In response to a subpoena Trump’s lawyers sent to DOJ in January, the Justice Department gave Trump a trove of documents collected in connection with the Michael Cohen investigation and prosecution, and Trump is using the late arrival of the materials to cry foul. Cohen himself has been seeking this information for years, and he reportedly only received the first installment on March 11 of this month—and when he got his packet, it contained only 32 pages. Why DOJ dragged its feet is mostly unclear, except that some of the witness statements produced—called FBI “302s”—were only prepared in December 2023, so they could not have been disclosed earlier.

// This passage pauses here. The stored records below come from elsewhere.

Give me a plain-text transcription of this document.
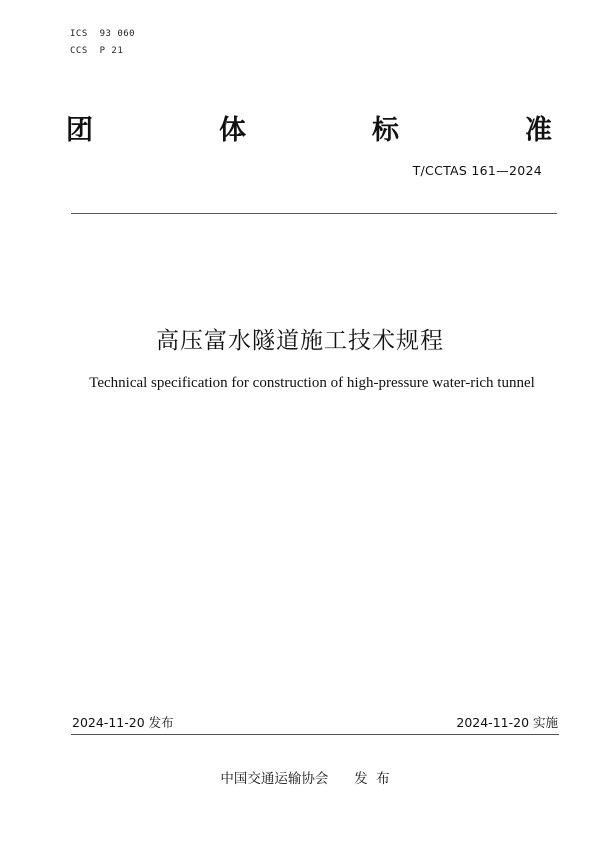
ICS  93 060
CCS  P 21
团	体	标	准
T/CCTAS 161—2024
高压富水隧道施工技术规程
Technical specification for construction of high-pressure water-rich tunnel
2024-11-20 发布	2024-11-20 实施
中国交通运输协会 发  布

Trump is seeking to throw the case out on the rationale that Bragg unlawfully withheld so-called “Brady material,” which amounts to exculpatory or impeachment evidence that a defendant can use to show his innocence. (In a 1963 case called Brady v. Maryland, the Supreme Court held that failure to turn that stuff over is a violation of the Due Process Clause.) The problem for Trump is that Bragg didn’t have this information, either—so there was nothing for the Manhattan D.A. to disclose, and therefore no valid claim that Brady was violated. That said, Bragg agreed to a short delay to allow his office and Trump’s lawyers to review the information. In a recent filing, Bragg stated that only around 270 documents are new and relevant to the case against Trump, and they mostly help the prosecution. This means that in all likelihood, the trial will go forward in April. The judge will decide on Monday.
4. The $464 million civil fraud judgment against Trump is unlikely to make its way into evidence in the Bragg case—unless his lawyers allow him to testify or make arguments about his “good” character.

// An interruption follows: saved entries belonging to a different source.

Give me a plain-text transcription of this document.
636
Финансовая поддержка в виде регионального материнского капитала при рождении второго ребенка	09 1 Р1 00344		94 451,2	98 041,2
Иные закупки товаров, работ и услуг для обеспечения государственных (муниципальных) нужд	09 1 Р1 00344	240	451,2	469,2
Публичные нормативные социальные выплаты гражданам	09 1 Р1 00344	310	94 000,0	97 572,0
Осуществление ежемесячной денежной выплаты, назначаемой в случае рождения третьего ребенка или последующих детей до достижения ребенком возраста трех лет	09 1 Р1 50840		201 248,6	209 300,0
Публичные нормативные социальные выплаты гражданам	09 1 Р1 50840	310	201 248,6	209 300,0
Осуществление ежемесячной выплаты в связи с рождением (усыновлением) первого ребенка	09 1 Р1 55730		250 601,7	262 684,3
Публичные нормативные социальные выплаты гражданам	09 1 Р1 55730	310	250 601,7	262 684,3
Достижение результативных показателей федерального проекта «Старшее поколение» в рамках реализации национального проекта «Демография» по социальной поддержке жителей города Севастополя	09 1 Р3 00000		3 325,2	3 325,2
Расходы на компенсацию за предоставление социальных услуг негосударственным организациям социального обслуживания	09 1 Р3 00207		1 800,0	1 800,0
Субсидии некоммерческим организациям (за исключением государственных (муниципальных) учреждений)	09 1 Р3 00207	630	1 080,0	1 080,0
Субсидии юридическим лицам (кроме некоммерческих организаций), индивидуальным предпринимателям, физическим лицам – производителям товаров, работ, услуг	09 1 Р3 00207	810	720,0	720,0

Trump is reeling over the looming deadline for putting up a bond to cover the gargantuan judgment in the separate civil fraud case involving his false inflation of assets for purposes of securing loans. His lawyers told Justice Arthur Engoron that he tried thirty different bond companies but nobody will help him. (He did manage to get one such company to cover the $92 million of judgments in the E. Jean Carroll defamation cases.) On Thursday, Engoron directed Trump to provide details of his predicament to a court-appointed monitor, former federal Judge Barbara Jones, who will undoubtedly sniff out if he is duping the court (after all, the judgment itself is based on multiple lies to multiple creditors).
If Trump can’t secure a bond by March 25, he won’t be granted an automatic stay—a pause in the collection of the money he owes—and New York Attorney General Letitia James can begin the process of seizing his assets, including real estate, to satisfy the judgment.1 That process is hardly straightforward, as the judgment issued out of New York and his real property is all over the world. Ownership is also undoubtedly layered with shell companies and other legal complexities that will make the assets hard to reach—or at least cause long delays before New York can get paid. Trump could protect himself from this exposure now if he files for bankruptcy, which his businesses have done numerous times before, but his campaign is apparently weighing whether the spectacle of an asset seizure process will give him a boost in the polls (it might) or whether declaring bankruptcy or inviting publicity over his lavish personal holdings yet again might cost him some support (who knows). There’s also the disturbing specter of foreign governments and other high-asset entities and individuals approaching Trump with offers to loan him the half-billion dollars to cover the judgment—in exchange for who-knows-what. This makes him, the Republican nominee for president for a record-tying third time, an acute national security risk.
But we knew that already.
Correction (March 23, 2024, 8:00 a.m.): Due to an editing error, this article originally said that “if Trump can’t secure a bond, he can’t appeal the judgment” in the civil fraud case for which he owes $454 million. The relevant sentence has been corrected to reflect that he can appeal but won’t be granted an automatic stay pausing the collection of what he owes.